At the trial the parties stipulated that the City is not the owner of the street where the work was performed. This stipulation was merely a recognition of the law. The street is common property as provided in LSA-C.C. Art. 458. The inhabitants of the City by establishing the City of New Orleans as a government entrusted to it the right to regulate the streets under the police power of the City, but they did not thereby convey ownership of the streets to the City as a corporation. In the instant case, NOPSI already had electrical facilities under the streets involved and it opted to make certain changes in the location and type of those facilities. Because the City, in the exercise of its police power, controls traffic along these streets, and because it does under its constitutional rights issue building permits for any kind of construction whether in the streets or elsewhere, it did in fact issue a permit for NOPSI and Drennan to perform this work. The distinctions between this case and the Lombard case are sufficient to justify a different result. There, the City in conjunction with the Sewerage and Water Board was constructing drainage facilities. It was the Art. 667 proprietor, not because the drainage facilities were located on a street but because the drainage facilities themselves belonged to the City and the Water Board. The court attached much significance to the effect of LSA-R.S. 33:4071 which vests ownership in the City over property or works acquired by the Water Board and which authorizes the City to expropriate property needed by the Board. Compare R.S. 19:2 which authorizes expropriation by such companies as NOPSI. In the instant case, the City has no ownership or proprietary capacity with respect to these electrical facilities or this project, and it is not an Art. 667 proprietor subject to liability along with defendants. The trial court correctly dismissed the third-party demand.

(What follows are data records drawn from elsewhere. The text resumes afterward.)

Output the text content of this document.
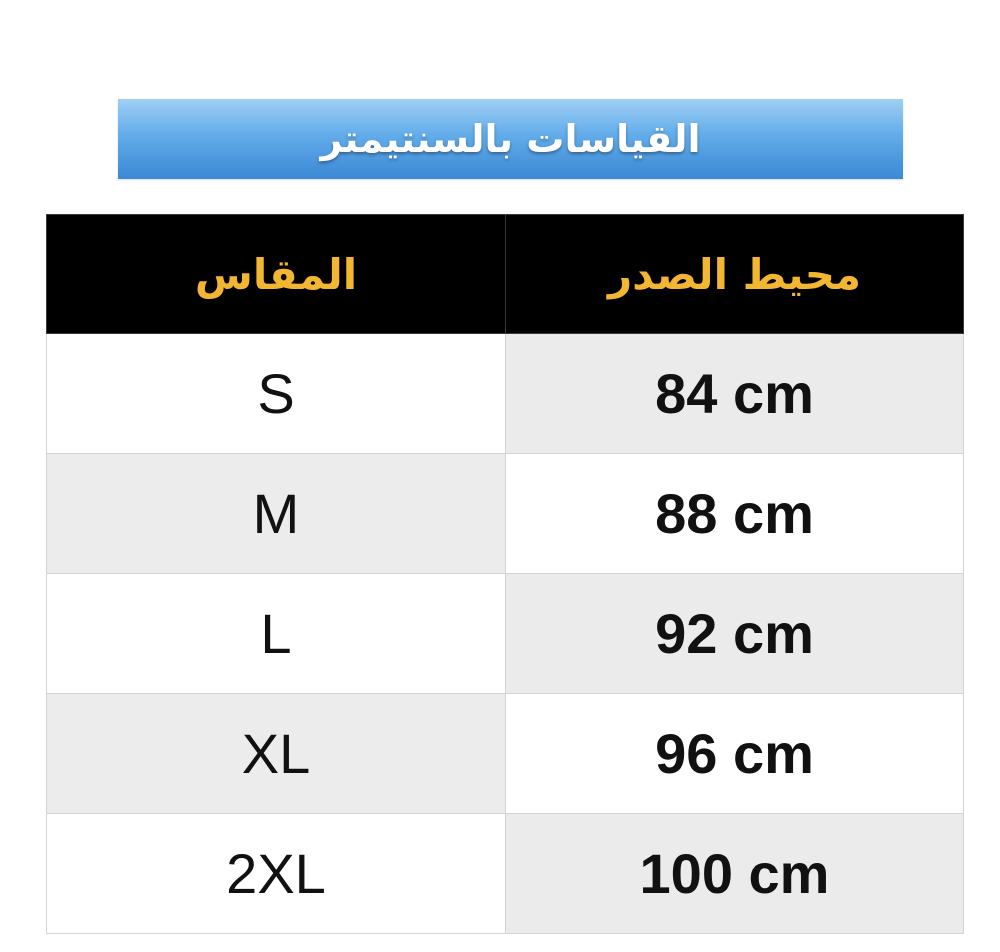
القياسات بالسنتيمتر
المقاس	محيط الصدر
S	84 cm
M	88 cm
L	92 cm
XL	96 cm
2XL	100 cm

Accordingly, the judgment appealed from is affirmed, but plaintiff and defendants are each to pay their own costs of the appeal.

Affirmed.

NOTES

[1] Although the trial judge found that some minor cracks existed on the outside before commencement of the project this finding was based entirely on the photographs taken in May, 1972, which are in evidence. From our inspection of these photographs, we have concluded that defendants are not entitled to a credit against this $5,333.